With rational coefficients, however, K-theory is not understood, as far as I know. The rigidity theorems are no longer true (which can already be seen on $K_1$). Already the special case of the K-theory of algebraic closures of function fields of varieties in characteristic $p$ is unclear; we don't know $K_\bullet(\overline{\mathbb{F}_q(T_1,\dots,T_n)})\otimes\mathbb{Q}$ for $n>2$. For $n=1$, we can approximate $K_\bullet(\overline{\mathbb{F}_q(T)})$ as a filtered colimit of $K_\bullet(\mathbb{F}_q[C_i])$ where $C_i$ runs through smooth curve models of finite extensions of $\mathbb{F}_q(T)$. Then by the work of Harder, we know that the K-groups $K_i(\mathbb{F}_q[C])$ of these curves are torsion for $i>1$. Passing to the colimit, we see that the rational K-groups of $\overline{\mathbb{F}_q(T)}$ vanish in degrees $>1$. In degree 1, we just have $\overline{\mathbb{F}_q(T)}^\times\otimes_{\mathbb{Z}}\mathbb{Q}$.
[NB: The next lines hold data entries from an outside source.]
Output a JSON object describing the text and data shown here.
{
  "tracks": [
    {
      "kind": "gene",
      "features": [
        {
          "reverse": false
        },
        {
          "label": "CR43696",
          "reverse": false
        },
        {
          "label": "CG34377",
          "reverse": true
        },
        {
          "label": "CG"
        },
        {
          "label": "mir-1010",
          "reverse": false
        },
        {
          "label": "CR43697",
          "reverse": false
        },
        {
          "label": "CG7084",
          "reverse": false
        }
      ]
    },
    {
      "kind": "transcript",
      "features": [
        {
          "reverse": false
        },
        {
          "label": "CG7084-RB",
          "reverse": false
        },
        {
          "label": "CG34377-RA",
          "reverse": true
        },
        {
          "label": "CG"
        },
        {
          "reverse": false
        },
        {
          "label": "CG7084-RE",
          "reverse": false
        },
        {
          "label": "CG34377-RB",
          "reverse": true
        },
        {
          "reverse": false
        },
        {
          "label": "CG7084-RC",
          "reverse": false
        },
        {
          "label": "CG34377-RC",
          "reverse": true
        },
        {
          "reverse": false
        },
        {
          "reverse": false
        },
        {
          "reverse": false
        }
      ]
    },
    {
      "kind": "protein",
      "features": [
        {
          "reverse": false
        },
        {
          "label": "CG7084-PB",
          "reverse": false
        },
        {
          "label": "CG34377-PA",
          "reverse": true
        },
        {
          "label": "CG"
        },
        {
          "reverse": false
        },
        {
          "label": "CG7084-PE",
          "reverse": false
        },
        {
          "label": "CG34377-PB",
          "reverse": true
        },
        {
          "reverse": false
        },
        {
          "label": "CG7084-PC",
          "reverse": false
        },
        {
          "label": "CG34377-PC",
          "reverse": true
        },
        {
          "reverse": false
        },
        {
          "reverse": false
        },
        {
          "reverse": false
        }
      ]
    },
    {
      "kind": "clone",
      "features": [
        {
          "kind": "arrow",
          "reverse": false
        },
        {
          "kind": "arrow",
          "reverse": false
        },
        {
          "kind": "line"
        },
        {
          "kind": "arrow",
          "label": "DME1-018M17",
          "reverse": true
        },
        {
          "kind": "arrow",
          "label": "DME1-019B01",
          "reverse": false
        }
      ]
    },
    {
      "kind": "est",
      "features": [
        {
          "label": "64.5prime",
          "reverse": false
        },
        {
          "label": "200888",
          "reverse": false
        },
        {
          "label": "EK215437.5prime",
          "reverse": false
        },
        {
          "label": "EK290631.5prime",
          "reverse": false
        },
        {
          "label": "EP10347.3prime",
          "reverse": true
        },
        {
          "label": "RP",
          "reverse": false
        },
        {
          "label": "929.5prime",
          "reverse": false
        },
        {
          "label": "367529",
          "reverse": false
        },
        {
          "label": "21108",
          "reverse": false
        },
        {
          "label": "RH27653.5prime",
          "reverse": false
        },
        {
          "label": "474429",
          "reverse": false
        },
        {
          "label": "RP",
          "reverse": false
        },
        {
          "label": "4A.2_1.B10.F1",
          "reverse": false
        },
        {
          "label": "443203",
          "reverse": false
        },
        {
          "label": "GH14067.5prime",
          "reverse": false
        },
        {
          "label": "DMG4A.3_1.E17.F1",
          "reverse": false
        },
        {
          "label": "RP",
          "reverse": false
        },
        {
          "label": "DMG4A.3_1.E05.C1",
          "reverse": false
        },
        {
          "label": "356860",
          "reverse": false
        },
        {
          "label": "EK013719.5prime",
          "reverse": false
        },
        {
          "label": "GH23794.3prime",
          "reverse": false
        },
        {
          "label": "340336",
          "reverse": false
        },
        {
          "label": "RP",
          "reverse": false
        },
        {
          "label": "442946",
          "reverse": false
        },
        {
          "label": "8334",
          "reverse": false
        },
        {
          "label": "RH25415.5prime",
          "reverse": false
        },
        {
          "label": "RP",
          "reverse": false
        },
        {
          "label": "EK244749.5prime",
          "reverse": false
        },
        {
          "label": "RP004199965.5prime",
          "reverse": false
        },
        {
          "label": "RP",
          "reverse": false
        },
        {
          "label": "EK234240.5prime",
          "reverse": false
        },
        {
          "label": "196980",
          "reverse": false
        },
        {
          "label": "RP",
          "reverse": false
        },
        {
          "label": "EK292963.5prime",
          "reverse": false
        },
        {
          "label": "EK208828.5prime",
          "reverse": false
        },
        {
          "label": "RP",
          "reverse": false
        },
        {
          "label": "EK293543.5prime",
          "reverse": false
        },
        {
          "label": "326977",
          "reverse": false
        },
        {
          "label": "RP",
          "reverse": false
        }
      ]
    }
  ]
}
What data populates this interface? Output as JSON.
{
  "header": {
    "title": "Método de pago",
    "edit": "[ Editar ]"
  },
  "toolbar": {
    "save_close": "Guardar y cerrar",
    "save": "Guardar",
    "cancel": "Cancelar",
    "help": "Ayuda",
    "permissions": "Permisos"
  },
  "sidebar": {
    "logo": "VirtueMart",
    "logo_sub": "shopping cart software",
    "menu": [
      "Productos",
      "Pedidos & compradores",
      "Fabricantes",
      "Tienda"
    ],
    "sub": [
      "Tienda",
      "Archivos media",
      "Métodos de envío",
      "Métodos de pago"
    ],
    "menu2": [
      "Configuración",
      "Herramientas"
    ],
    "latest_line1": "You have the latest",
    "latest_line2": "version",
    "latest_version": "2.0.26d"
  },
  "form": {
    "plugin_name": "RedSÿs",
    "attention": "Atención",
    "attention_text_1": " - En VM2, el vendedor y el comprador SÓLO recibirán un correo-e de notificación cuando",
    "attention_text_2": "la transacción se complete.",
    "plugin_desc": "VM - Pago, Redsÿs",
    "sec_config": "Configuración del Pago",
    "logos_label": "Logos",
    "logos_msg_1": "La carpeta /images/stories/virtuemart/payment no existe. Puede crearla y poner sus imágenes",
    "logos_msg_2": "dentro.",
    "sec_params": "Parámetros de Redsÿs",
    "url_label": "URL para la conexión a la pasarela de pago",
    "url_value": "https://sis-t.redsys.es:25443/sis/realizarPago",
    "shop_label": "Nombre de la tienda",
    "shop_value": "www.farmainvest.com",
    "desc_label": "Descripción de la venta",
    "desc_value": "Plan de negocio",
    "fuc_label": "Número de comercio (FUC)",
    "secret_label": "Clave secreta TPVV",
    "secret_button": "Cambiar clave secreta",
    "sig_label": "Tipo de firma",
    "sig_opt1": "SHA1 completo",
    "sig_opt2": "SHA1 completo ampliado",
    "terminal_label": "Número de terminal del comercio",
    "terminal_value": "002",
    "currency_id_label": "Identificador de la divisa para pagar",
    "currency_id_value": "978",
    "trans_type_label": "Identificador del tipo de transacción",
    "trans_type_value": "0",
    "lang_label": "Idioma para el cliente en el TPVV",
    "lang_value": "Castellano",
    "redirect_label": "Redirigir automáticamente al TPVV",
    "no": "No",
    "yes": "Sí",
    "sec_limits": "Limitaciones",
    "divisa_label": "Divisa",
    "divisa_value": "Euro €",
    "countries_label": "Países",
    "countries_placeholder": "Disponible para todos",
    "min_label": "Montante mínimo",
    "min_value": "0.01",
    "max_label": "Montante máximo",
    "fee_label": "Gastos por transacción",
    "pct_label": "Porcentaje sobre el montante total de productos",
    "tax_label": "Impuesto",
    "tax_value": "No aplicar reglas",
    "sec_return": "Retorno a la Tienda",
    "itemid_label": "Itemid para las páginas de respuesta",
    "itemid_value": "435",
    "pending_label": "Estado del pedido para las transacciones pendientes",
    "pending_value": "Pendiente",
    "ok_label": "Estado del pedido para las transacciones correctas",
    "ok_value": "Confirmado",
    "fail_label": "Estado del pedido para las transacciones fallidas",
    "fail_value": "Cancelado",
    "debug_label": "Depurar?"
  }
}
There is also Parshin's conjecture on vanishing of K-theory, but that concerns smooth projective varieties, so it doesn't immediately say much about the K-theory of function fields of varieties. Maybe one could use a localization argument to inductively deduce from Parshin's conjecture and the curve case that the rational K-theory of $\overline{\mathbb{F}_q(T_1,\dots,T_n)}$ vanishes in degrees $>n$, but I haven't checked that properly.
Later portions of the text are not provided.